1. Workspace - Select where the mission runs:

   • Host (default) - Direct access to your system
   • Isolated containers - Sandboxed environments for projects

2. Agent - Choose the AI model:

   • Smart Mode - Balanced performance (recommended)
   • Rush Mode - Faster responses
   • Custom agents - Your configured agents (Sisyphus, Prometheus, etc.)

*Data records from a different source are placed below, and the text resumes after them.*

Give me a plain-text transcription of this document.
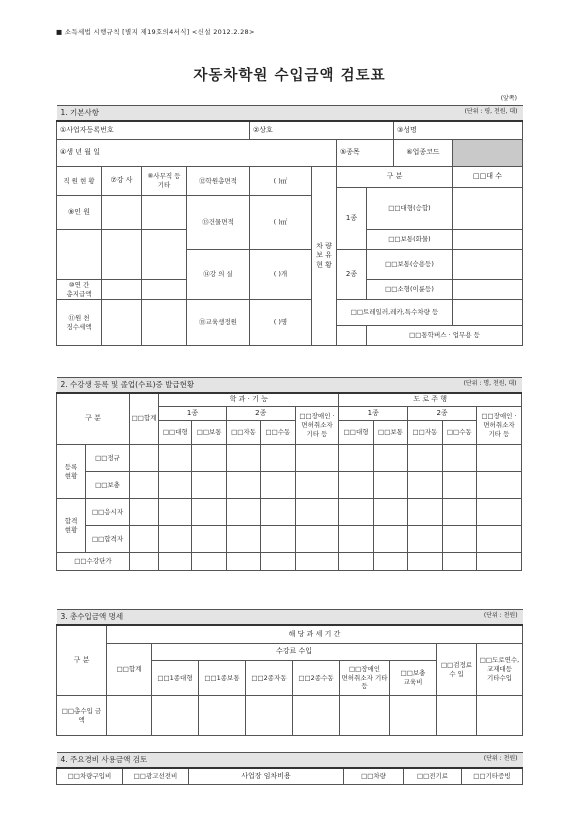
■ 소득세법 시행규칙 [별지 제19호의4서식] <신설 2012.2.28>
자동차학원 수입금액 검토표
(앞쪽)
1. 기본사항 (단위 : 평, 천원, 대)										

①사업자등록번호				②상호				③성명		
④생 년 월 일						⑤종목		⑥업종코드		
직 원 현 황	⑦강 사	⑧사무직 등 기타	⑫학원총면적	( )㎡	차 량 보 유 현 황	구 분			□□대 수	
						1종	□□대형(승합)			
⑨인 원			⑬건물면적	( )㎡						
							□□보통(화물)			
			⑭강 의 실	( )개		2종	□□보통(승용등)			
⑩연 간 총지급액							□□소형(이륜등)			
⑪원 천 징수세액			⑮교육생정원	( )명		□□트레일러,레카,특수차량 등				
							□□통학버스 · 업무용 등			
2. 수강생 등록 및 졸업(수료)증 발급현황 (단위 : 명, 천원, 대)												

구 분		□□합계	학 과 · 기 능					도 로 주 행				
			1종		2종		□□장애인 · 면허취소자 기타 등	1종		2종		□□장애인 · 면허취소자 기타 등
			□□대형	□□보통	□□자동	□□수동		□□대형	□□보통	□□자동	□□수동	
등록 현황	□□정규											
	□□보충											
합격 현황	□□응시자											
	□□합격자											
□□수강단가												
3. 총수입금액 명세 (단위 : 천원)									

구 분	해 당 과 세 기 간								
	□□합계	수강료 수입						□□검정료 수 입	□□도로연수, 교재대등 기타수입
		□□1종대형	□□1종보통	□□2종자동	□□2종수동	□□장애인 면허취소자 기타 등	□□보충 교육비		
□□총수입 금 액									
4. 주요경비 사용금액 검토	(단위 : 천원)

□□차량구입비	□□광고선전비	사업장 임차비용	□□차량	□□전기료	□□기타증빙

3. Model Override (optional) - Force a specific model for this mission:

   • Claude Code: use a raw model ID (e.g., claude-opus-4-6)
   • Codex: use a raw model ID (e.g., gpt-5.4 or gpt-5.3-codex)
   • OpenCode: use provider/model (e.g., openai/gpt-5.4)
   • Model effort: set effort separately (low, medium, high, xhigh) instead of encoding it in the model ID

4. Config Profile - Override settings (optional):

   • Default - Use workspace configuration
   • Custom profiles - Specific model/mode overrides

5. Click Create here to start the mission in the current tab, or New Tab to open in a new window

6.3 Interact with Your Agent

Once created, you can:

• Send messages - Type tasks in the message box
• Upload files - Drag and drop or paste files directly
• Monitor progress - Watch real-time output and thinking process
• Queue messages - Send multiple tasks while the agent is busy

Example first message:

Please help me understand the structure of this codebase and create a README documenting the main components.

Next Steps

Now that you're set up, explore these features:

Workspace Management

• Create isolated workspaces for different projects
• Configure workspace templates with pre-installed tools
• Use containers for safe experimentation

Library Customization

• Create custom skills for your workflows
• Add project-specific commands
• Define reusable tools and functions
• Set up behavioral rules for agents

Advanced Configuration

• Configure multiple config profiles for different scenarios
• Set up MCP servers for extended functionality
• Create custom agents with specific capabilities
• Configure AI provider API keys securely

Monitoring and Debugging

• View mission logs and outputs
• Monitor resource usage
• Track agent thinking process
• Review mission history

Troubleshooting

Backend Connection Issues

Problem: "Failed to connect to backend"

Solutions:

1. Verify the backend is running: curl http://localhost:3000/api/health
2. Check the API URL in Settings > System
3. Ensure no firewall is blocking the connection
4. For remote backends, verify HTTPS/SSL certificates

Library Sync Errors

Problem: "Failed to sync library"

Solutions:

1. Check Git credentials (SSH keys or HTTPS tokens)
2. Verify repository permissions
3. Use Sync button to force refresh
4. Check Settings > Data > Library Remote URL

Mission Creation Fails

Problem: "Failed to create mission"

Solutions:

1. Verify AI provider API keys (Settings > Providers)
2. Check workspace exists and is accessible
3. Ensure backend has sufficient resources
4. Review backend logs for error details

Configuration Not Applied

Problem: Changes to config files don't take effect

Solutions:

1. Ensure you clicked Save in the config editor
2. Check Git status shows "Clean" (changes committed)
3. Restart the mission or create a new one
4. Verify the correct config profile is selected

Getting Help

• Documentation: https://github.com/Th0rgal/sandboxed-sh/tree/master/docs
• Issues: https://github.com/Th0rgal/sandboxed-sh/issues
• Discussions: https://github.com/Th0rgal/sandboxed-sh/discussions

Summary

You've learned how to:

• ✅ Configure backend connection
• ✅ Set up your library repository
• ✅ Browse and edit skills
• ✅ Configure AI harness settings
• ✅ Create and manage missions

Start experimenting with your first mission and explore the powerful features sandboxed.sh offers for AI-powered development workflows!